The work of implementing an estate plan does not always begin after your loved one dies. Sometimes, it begins while he is still alive but lacks the capacity to manage his own affairs. This may create a need for a conservatorship. A conservatorship is a legal arrangement where a judge determines that your loved one is not capable of managing his own affairs. Another individual is then named a conservator of that person’s estate.
8 Steps Following a Conservatorship Appointment in California
Once you are appointed as conservator of your loved one’s estate, you’re responsible for many tasks. The following are eight examples of steps you may need to take:
- Obtain a bond for the liquid assets and annual income of your loved one’s estate. Examples of liquid assets include bank accounts and stocks. A bond is similar to an insurance policy. It is designed to reimburse the person who is subject to the conservatorship in the event that you were to mishandle or steal the money from the estate.

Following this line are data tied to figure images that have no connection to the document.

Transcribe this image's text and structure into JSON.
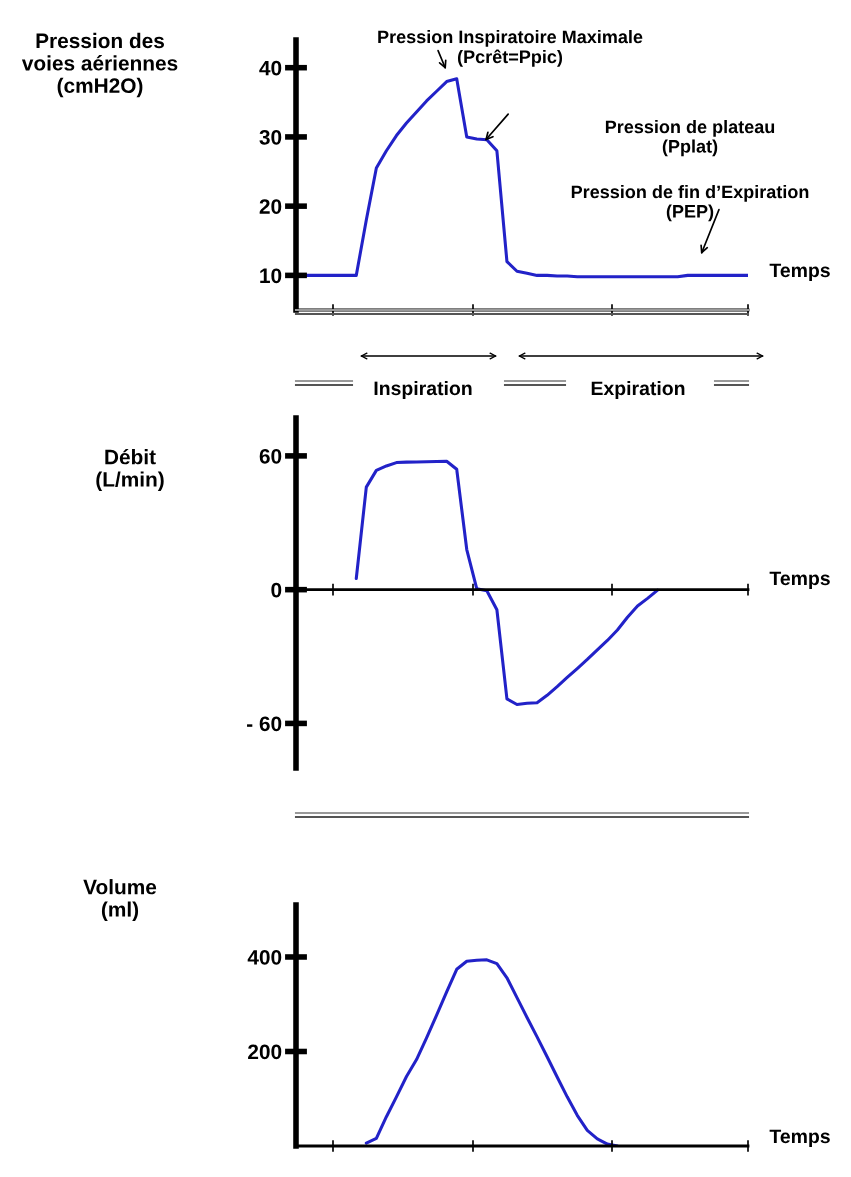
{
  "chart_data": [
    {
      "type": "line",
      "ylabel": "Pression des\nvoies aériennes\n(cmH2O)",
      "xlabel": "Temps",
      "categories": [
        null,
        null,
        null,
        null,
        null,
        null,
        null,
        null,
        null,
        null,
        null,
        null,
        null,
        null,
        null,
        null,
        null,
        null,
        null,
        null,
        null,
        null,
        null,
        null,
        null,
        null,
        null,
        null,
        null,
        null,
        null,
        null,
        null,
        null,
        null,
        null,
        null,
        null,
        null,
        null,
        null,
        null,
        null,
        null,
        null,
        null
      ],
      "ylim": [
        5,
        44
      ],
      "yticks": [
        10,
        20,
        30,
        40
      ],
      "series": [
        {
          "color": "#2222c8",
          "values": [
            null,
            10,
            10,
            10,
            10,
            10,
            10,
            18,
            25.5,
            28,
            30.2,
            32,
            33.6,
            35.2,
            36.6,
            38,
            38.4,
            30,
            29.7,
            29.6,
            28,
            12,
            10.6,
            10.3,
            10,
            10,
            9.9,
            9.9,
            9.8,
            9.8,
            9.8,
            9.8,
            9.8,
            9.8,
            9.8,
            9.8,
            9.8,
            9.8,
            9.8,
            10,
            10,
            10,
            10,
            10,
            10,
            10
          ]
        }
      ],
      "annotations": [
        "Pression Inspiratoire Maximale\n(Pcrêt=Ppic)",
        "Pression de plateau\n(Pplat)",
        "Pression de fin d’Expiration\n(PEP)"
      ]
    },
    {
      "type": "line",
      "ylabel": "Débit\n(L/min)",
      "xlabel": "Temps",
      "categories": [
        null,
        null,
        null,
        null,
        null,
        null,
        null,
        null,
        null,
        null,
        null,
        null,
        null,
        null,
        null,
        null,
        null,
        null,
        null,
        null,
        null,
        null,
        null,
        null,
        null,
        null,
        null,
        null,
        null,
        null,
        null,
        null,
        null,
        null,
        null,
        null,
        null,
        null,
        null,
        null,
        null,
        null,
        null,
        null,
        null,
        null
      ],
      "ylim": [
        -80,
        77
      ],
      "yticks": [
        {
          "value": -60,
          "label": "- 60"
        },
        0,
        60
      ],
      "series": [
        {
          "color": "#2222c8",
          "values": [
            null,
            null,
            null,
            null,
            null,
            null,
            5,
            46,
            53.5,
            55.5,
            57,
            57.2,
            57.3,
            57.4,
            57.5,
            57.6,
            54,
            18,
            0.4,
            -0.5,
            -9,
            -49,
            -51.5,
            -51,
            -50.7,
            -47.4,
            -43.5,
            -39.4,
            -35.4,
            -31.3,
            -27,
            -22.8,
            -18.1,
            -12.4,
            -7.3,
            -3.9,
            -0.2,
            null,
            null,
            null,
            null,
            null,
            null,
            null,
            null,
            null
          ]
        }
      ],
      "annotations": [
        "Inspiration",
        "Expiration"
      ]
    },
    {
      "type": "line",
      "ylabel": "Volume\n(ml)",
      "xlabel": "Temps",
      "categories": [
        null,
        null,
        null,
        null,
        null,
        null,
        null,
        null,
        null,
        null,
        null,
        null,
        null,
        null,
        null,
        null,
        null,
        null,
        null,
        null,
        null,
        null,
        null,
        null,
        null,
        null,
        null,
        null,
        null,
        null,
        null,
        null,
        null,
        null,
        null,
        null,
        null,
        null,
        null,
        null,
        null,
        null,
        null,
        null,
        null,
        null
      ],
      "ylim": [
        0,
        510
      ],
      "yticks": [
        200,
        400
      ],
      "series": [
        {
          "color": "#2222c8",
          "values": [
            null,
            null,
            null,
            null,
            null,
            null,
            null,
            6,
            16,
            62,
            104,
            147,
            183,
            229,
            277,
            326,
            374,
            391,
            393,
            394,
            386,
            356,
            314,
            272,
            231,
            189,
            146,
            104,
            65,
            33,
            15,
            4,
            0,
            null,
            null,
            null,
            null,
            null,
            null,
            null,
            null,
            null,
            null,
            null,
            null,
            null
          ]
        }
      ]
    }
  ]
}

- Review the schedule imposed by the court for monitoring the finances and property of the person subject to the conservatorship. This schedule will also include monitoring the person’s general welfare.
- Prepare and file an inventory and appraisal of all of the assets belonging to your loved one within 90 days of your appointment.
- File a General Plan for the conservatorship.
- Record evidence of the conservatorship with the Recorder of the City and County where the person owns real property.
- Prepare an accounting of the assets one year after your appointment as conservator and at least every two years thereafter.
- Have the accounting reviewed by a probate examiner.
- Have the person subject to the conservatorship periodically interviewed by an investigator. The purpose of this investigation is to determine whether you are acting properly in your capacity as conservator.